Fora de Série- Outliers, Malcolm Gladwell, 2008, Editora Sextante, pag 223
 
Alguns anos atrás, Alan Schoenfeld, professor de matemática de Berkeley, gravou um vídeo de uma mulher chamada Renee enquanto ela tentava solucionar um problema de matemática.

Renee tinha cerca de 25 anos, longos cabelos pretos e óculos prateados redondos. No vídeo, ela está interagindo com um programa de software projetado para ensinar álgebra. Na tela há os eixos y e x. O programa pede ao usuário que digite um conjunto de coordenadas e, em seguida, desenha uma linha reta na tela. Assim, se alguém digita 5 no eixo y e 5 no eixo x, o computador faz isto:

FIGURA

A esta altura, estou certo de que uma vaga lembrança das aulas de álgebra está surgindo em sua cabeça. Mas fique tranqüilo: você não precisa se recordar de nada dessa disciplina para entender o significado do exemplo de Renee. Na verdade, ao ler as falas dela mais adiante, não se concentre no que ela está dizendo, e sim em como e por que está falando daquele jeito.

O objetivo do programa de computador criado por Schoenfeld era ensinar aos estudantes a calcular a inclinação de uma reta. A inclinação, como você deve se lembrar (ou, mais precisamente, como você talvez não se lembre -esse foi o meu caso) é a razão entre o eixo y (o das ordenadas) e o eixo x (o das abscissas). A inclinação da reta em nosso exemplo é 1, uma vez que y =5 e x =5.

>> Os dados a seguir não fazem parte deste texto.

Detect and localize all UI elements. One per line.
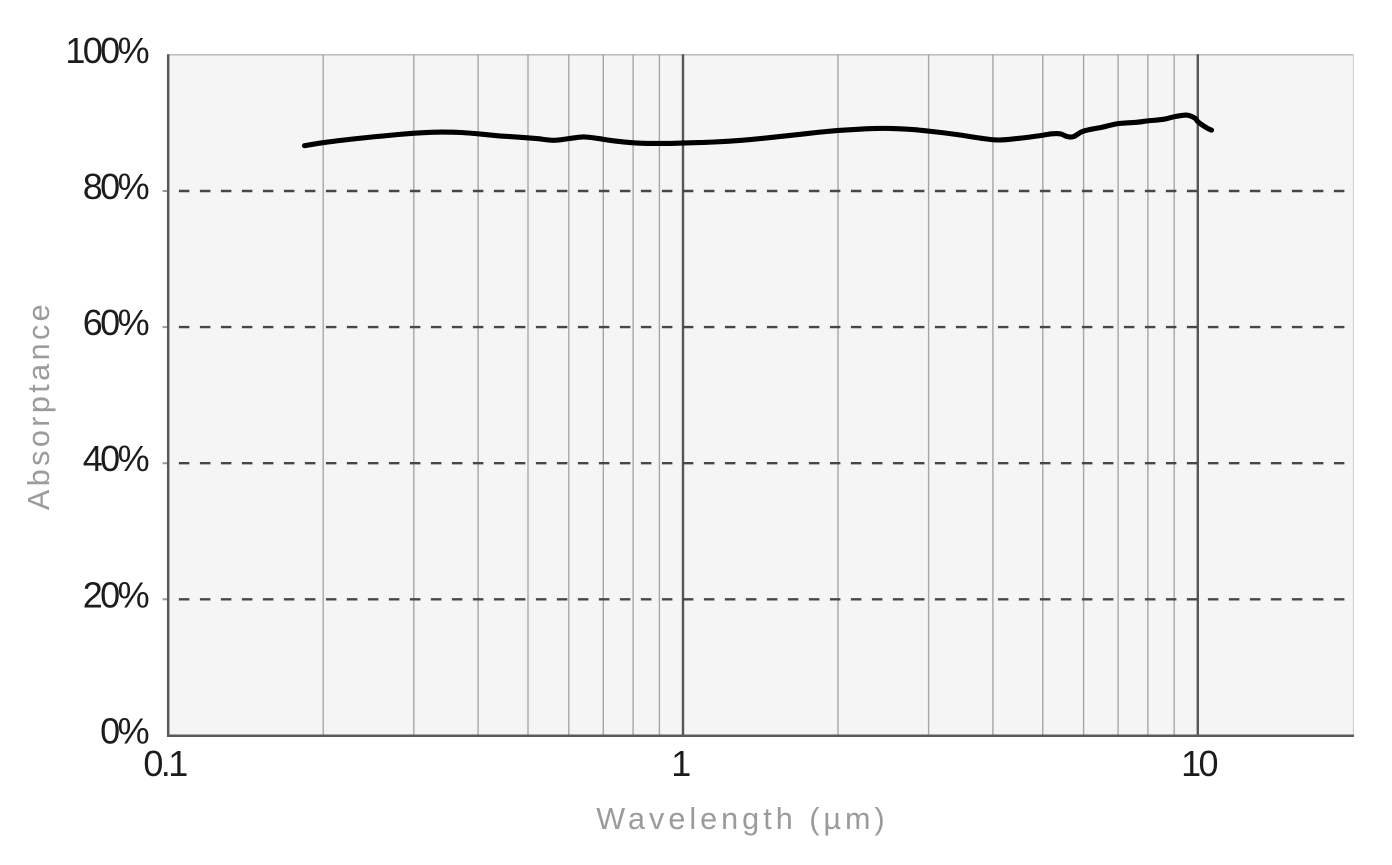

Renee está diante do teclado tentando descobrir quais números digitar para que o computador desenhe uma reta vertical diretamente sobreposta ao eixo y. Ora, quem se recorda da matemática do colégio sabe que isso é impossível. Uma linha vertical possui uma inclinação indefinida. A sua altura é infinita: pode ser qualquer número no eixo y a partir de zero. Já sua distância no eixo x é zero. Infinito dividido por zero não é um número.

Mas Renee não percebe que está diante de uma missão impossível. Ela está dominada pelo que Schoenfeld chama de "equívoco glorioso". O que faz com que Schoenfeld goste de exibir esse vídeo é o fato de ele ser uma demonstração perfeita de como o equívoco foi solucionado.

Renee era enfermeira. Nunca tinha se interessado por matemática no passado. De alguma maneira, porém, conseguira acesso ao software e estava gostando.

-Agora quero traçar uma reta com essa fórmula, paralela ao eixo y -ela começa. Schoenfeld está sentado ao seu lado. Ansiosa, Renee olha para ele.

-Há cinco anos não faço esse tipo de coisa.

Ela começa a brincar com o programa, digitando diferentes números.

-Se eu mudar a inclinação desta maneira ... menos um... Agora quero fazer com que a linha fique reta. À medida que ela digita números, a linha na tela vai se modificando.

-Nossa! Isso não vai dar certo.

Ela parece intrigada.

-O que você está tentando fazer? -Schoenfeld pergunta.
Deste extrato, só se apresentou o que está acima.